WAIT; // Wait for last byte to finish transfer.
866: 00 00 nop 1
868: 00 00 nop 1
86a: 00 00 nop 1
86c: 00 00 nop 1
86e: 00 00 nop 1
870: 00 00 nop 1
872: 00 00 nop 1
874: 00 00 nop 1
876: 00 00 nop 1
878: 00 00 nop 1
87a: 00 00 nop 1
SPSR = SPSR & ~_BV(SPIF); // Clear transfer flag.
87c: 8d b5 in r24, 0x2d ; 45 1
87e: 8f 77 andi r24, 0x7F ; 127 1
880: 8d bd out 0x2d, r24 ; 45 1
Hm, I see one difference right off the bat.
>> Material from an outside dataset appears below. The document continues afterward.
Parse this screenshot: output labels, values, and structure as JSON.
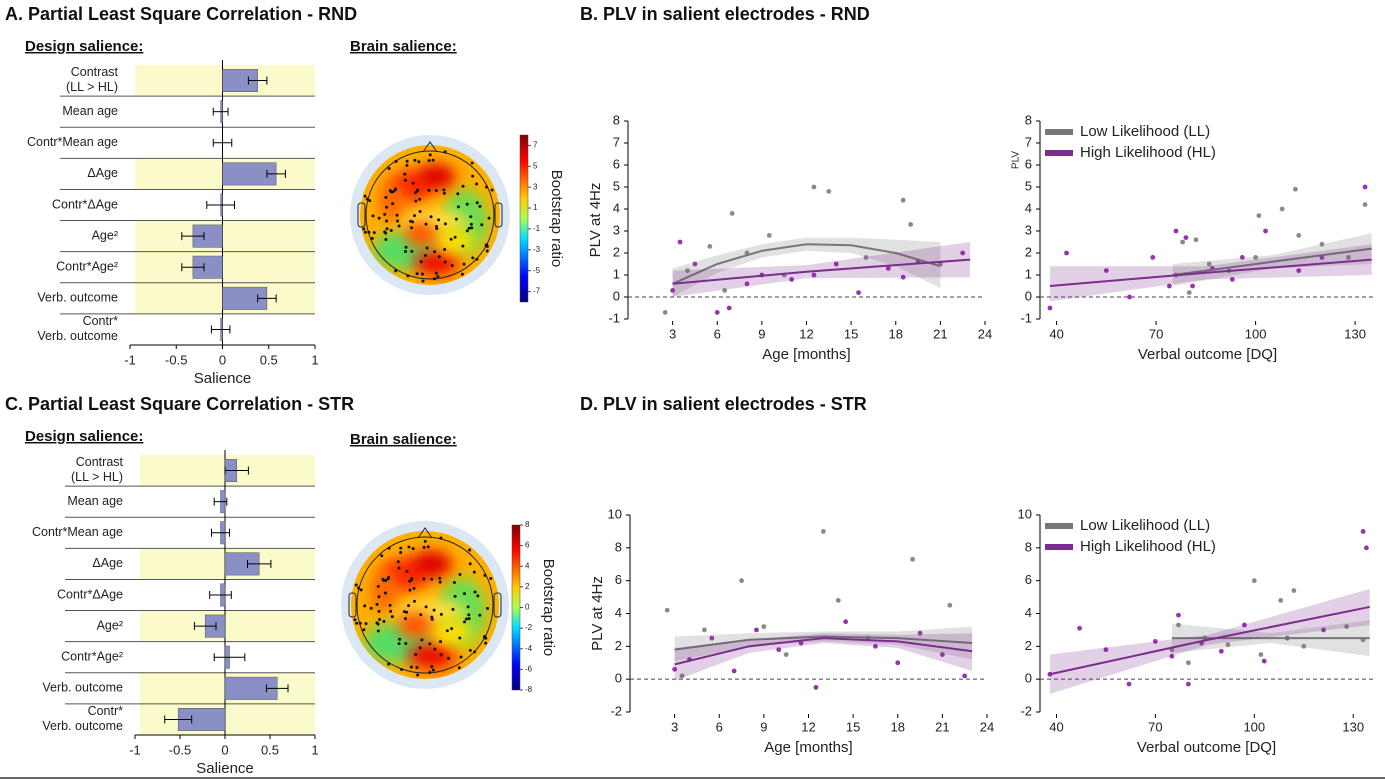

But I don't see how it could affect the loop. In the original code LEDMODULES was a constant. Now it is not. So there seems to be a lot more code to set up the pointers.
Can I merge these threads? It's really confusing having the same code discussed in both of them.
OK your 10 NOP one with cycle counts:
do {
SPDR = *--thisLED; WAIT;
656: 82 91 ld r24, -Z (2)
658: 8e bd out 0x2e, r24 ; 46 (1)
65a: 00 00 nop (1)
65c: 00 00 nop (1)
65e: 00 00 nop (1)
660: 00 00 nop (1)
662: 00 00 nop (1)
664: 00 00 nop (1)
666: 00 00 nop (1)
668: 00 00 nop (1)
66a: 00 00 nop (1)
66c: 00 00 nop (1)
thisLED = &LEDData[LEDMODULES*36]; // The first operation is to decrement this pointer, so the first time we write thisLED it will be array index LEDMODULES*36-1
lastLED = &LEDData[0];
cli(); // Halt interrupts.
do {
66e: 82 e0 ldi r24, 0x02 ; 2 (1)
670: e6 35 cpi r30, 0x56 ; 86 (1)
672: f8 07 cpc r31, r24 (1)
674: 81 f7 brne .-32 ; 0x656 <_Z10updateLEDsv+0x32> (1/2)
18 when it takes the branch.
And the one with 11 NOPs:
do {
SPDR = *--thisLED; WAIT;
846: 82 91 ld r24, -Z 2 (2)
848: 8e bd out 0x2e, r24 ; 46 1 (1)
84a: 00 00 nop 1 (1)
84c: 00 00 nop 1 (1)
84e: 00 00 nop 1 (1)
850: 00 00 nop 1 (1)
852: 00 00 nop 1 (1)
854: 00 00 nop 1 (1)
856: 00 00 nop 1 (1)
858: 00 00 nop 1 (1)
85a: 00 00 nop 1 (1)
85c: 00 00 nop 1 (1)
85e: 00 00 nop 1 (1)
860: e4 17 cp r30, r20 1 (1)
862: f5 07 cpc r31, r21 1 (1)
864: 81 f7 brne .-32 ; 0x846 <_Z10updateLEDsv+0x6c> 1/2 (1/2)
SPDR = *--thisLED; WAIT;
} while (thisLED != lastLED); // thisLED is decremented one last time before we hit the end of the loop, so after byte 0 transfers, the loop exits.
18 cycles again. So that totally agrees with what I observed with the logic analyzer in the other thread (or is it this thread?) You need 18 cycles.
I don't mind, though if you can move just some of the posts and leave the class thread stuff alone that would be best for people who have questions about that in the future.